Here are the 6-month gold and silver charts.  As you can tell from the gold chart, the chances of a "golden cross" are starting to dim a little---and it would come as no surprise to me [nor should it to you] that JPMorgan et al will not let it happen, at least not without a fight.  You can see that the first two trading days of this week have already had an effect on the 50-day moving average---and a couple of big down days in a row would turn that moving average into a horizontal line, or worse, real quick.
As for silver, because of the fact that JPMorgan has kept a lid on silver prices vs. the gold price for such a long time, there has never been a danger of a "golden cross" in that precious metal.  As a matter of fact, silver is now back below its 200-day moving average---and came close to touching the 50-day moving average at its low yesterday.
Just eye-balling the above charts, if "da boyz" wanted to, they could peal another $100 off the gold price---along with a dollar or so in silver---any time they choose, as the technical funds are massively long.  That means that JPMorgan and the raptors can ring the cash register at their leisure.  The only question that remains is---will it be now, or later.
Of course there's always the chance that they could get over run, or let the prices go if they're positioned correctly in other markets.  But just watching the price action lately, they don't seem to have lost their iron grip, nor are they about to relinquish it.
But, having said all of the above, the dichotomy between the performance of the gold equities versus the silver equities yesterday is something I've never seen before---and it's worth keeping an eye on.
Here's a chart that Nick Laird sent around to all and sundry last night---and I thought I'd stick in today's column at this point.  It's shows the price of gold in U.S. dollars from 1970 to date---along with its 300-day moving average.  Here's what Nick had to say in his covering e-mail: "With this indicator we are about to cross back into positive territory---and we all know what happened after this happened way back in the late 1970's...."

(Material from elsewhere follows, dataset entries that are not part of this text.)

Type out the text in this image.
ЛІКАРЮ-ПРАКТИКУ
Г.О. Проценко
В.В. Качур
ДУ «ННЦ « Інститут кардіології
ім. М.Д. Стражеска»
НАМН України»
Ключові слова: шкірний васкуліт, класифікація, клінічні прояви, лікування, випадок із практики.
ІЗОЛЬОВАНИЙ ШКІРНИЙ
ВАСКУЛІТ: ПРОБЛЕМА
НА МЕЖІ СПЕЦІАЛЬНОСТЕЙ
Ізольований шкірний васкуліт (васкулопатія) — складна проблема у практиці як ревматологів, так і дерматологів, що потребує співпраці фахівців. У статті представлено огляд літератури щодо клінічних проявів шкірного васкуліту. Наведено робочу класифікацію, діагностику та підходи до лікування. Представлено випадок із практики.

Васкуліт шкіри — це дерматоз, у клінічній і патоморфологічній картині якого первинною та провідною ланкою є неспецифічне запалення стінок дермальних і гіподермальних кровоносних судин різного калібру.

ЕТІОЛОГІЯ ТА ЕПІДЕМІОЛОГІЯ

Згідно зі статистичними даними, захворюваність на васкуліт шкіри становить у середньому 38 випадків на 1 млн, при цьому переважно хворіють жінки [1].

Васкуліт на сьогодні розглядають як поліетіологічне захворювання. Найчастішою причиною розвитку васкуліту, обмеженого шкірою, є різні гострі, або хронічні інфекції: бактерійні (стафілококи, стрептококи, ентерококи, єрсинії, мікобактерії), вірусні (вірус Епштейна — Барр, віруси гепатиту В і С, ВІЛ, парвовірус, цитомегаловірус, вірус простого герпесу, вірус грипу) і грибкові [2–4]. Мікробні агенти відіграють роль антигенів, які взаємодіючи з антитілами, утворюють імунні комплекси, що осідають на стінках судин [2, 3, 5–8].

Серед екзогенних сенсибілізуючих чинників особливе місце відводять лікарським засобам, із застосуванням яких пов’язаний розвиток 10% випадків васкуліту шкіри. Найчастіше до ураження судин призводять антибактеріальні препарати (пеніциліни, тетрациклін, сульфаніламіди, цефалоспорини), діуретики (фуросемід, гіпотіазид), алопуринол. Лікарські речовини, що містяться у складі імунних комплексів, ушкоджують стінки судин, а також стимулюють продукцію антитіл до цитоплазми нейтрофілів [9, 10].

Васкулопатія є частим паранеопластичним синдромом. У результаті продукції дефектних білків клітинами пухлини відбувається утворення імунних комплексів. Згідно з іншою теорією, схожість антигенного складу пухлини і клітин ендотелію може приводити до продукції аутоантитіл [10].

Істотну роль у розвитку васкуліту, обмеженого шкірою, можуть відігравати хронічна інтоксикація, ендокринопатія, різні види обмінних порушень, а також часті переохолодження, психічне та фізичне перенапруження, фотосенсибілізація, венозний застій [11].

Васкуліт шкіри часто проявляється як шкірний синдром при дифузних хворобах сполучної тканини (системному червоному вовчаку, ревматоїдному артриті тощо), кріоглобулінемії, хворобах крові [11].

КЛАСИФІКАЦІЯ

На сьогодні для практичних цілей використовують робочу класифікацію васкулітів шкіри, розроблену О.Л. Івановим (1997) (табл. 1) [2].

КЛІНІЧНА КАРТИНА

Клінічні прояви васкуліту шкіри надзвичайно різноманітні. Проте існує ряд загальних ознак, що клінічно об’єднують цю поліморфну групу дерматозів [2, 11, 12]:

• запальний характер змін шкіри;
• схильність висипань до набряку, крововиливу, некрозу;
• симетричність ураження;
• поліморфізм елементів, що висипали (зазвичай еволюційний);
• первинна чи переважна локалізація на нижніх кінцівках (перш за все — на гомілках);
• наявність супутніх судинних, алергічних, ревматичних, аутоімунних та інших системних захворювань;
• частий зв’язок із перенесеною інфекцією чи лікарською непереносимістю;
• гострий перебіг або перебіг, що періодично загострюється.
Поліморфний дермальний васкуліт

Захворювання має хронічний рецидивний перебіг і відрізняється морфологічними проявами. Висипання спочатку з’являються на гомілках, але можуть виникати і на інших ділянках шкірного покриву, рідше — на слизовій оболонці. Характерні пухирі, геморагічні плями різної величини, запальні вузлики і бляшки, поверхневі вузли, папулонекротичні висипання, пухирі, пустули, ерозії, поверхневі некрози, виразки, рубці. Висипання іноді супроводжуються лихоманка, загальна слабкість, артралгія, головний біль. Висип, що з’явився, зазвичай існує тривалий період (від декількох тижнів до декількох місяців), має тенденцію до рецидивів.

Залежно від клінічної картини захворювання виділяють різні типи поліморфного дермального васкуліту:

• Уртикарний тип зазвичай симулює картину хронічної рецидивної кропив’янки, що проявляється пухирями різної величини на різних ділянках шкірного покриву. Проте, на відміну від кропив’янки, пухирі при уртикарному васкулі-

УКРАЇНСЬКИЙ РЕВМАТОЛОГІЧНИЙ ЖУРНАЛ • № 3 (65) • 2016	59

Just to play the devil's advocate here, I pointed out to Nick that the chart pattern is also reminiscent of what happened starting in mid-1982.  Here's his succinct and learned response:  "Yes, if the fiat markets had corrected---and all problems were solved.  But, alas, as you know, that is not so.....You cynic - you heathen you...(:-))))"  Tee hee!
As I write this paragraph, it's less than 10 minutes to the London open.  Gold and silver didn't do much in Far East trading, but came under a tiny bit of selling pressure starting during the Hong Kong lunch hour.  Gold and silver are both down a bit---and platinum and palladium are flat.  Net volume in gold is pretty light---and silver's volume is about average for this time of day.  The dollar index, which hasn't done much all week, is still chopping sideways in a very tight range.
Today is the final day of the latest FOMC meeting.  There hasn't been much news about it that I've seen---and as I said on Saturday, what they say or do---for the most part---is pretty irrelevant.  But we'll find out at 2 p.m. EDT what they have to say for themselves---and it's a safe bet that gold and silver will get pounded on the news---unless they announce a new round of QE, of course.  So we wait.
And as I fire this off to Stowe, Vermont at 5:25 a.m. EDT I note that all four precious metals rallied a bit going into the London open, but it didn't take long for the not-for-profit sellers to show up.  Both gold and silver are down a bit more---and platinum and palladium are back to unchanged.  Not surprisingly, volumes in both gold and silver are up substantially---and the dollar index is now up 10 basis points.
So far, the Wednesday trading session in not starting out that well, but that should not be a surprise---and I must admit that I probably won't like what I see on my computer screen when I get out of bed later this morning.
That's more than enough for today---and I'll see you here tomorrow.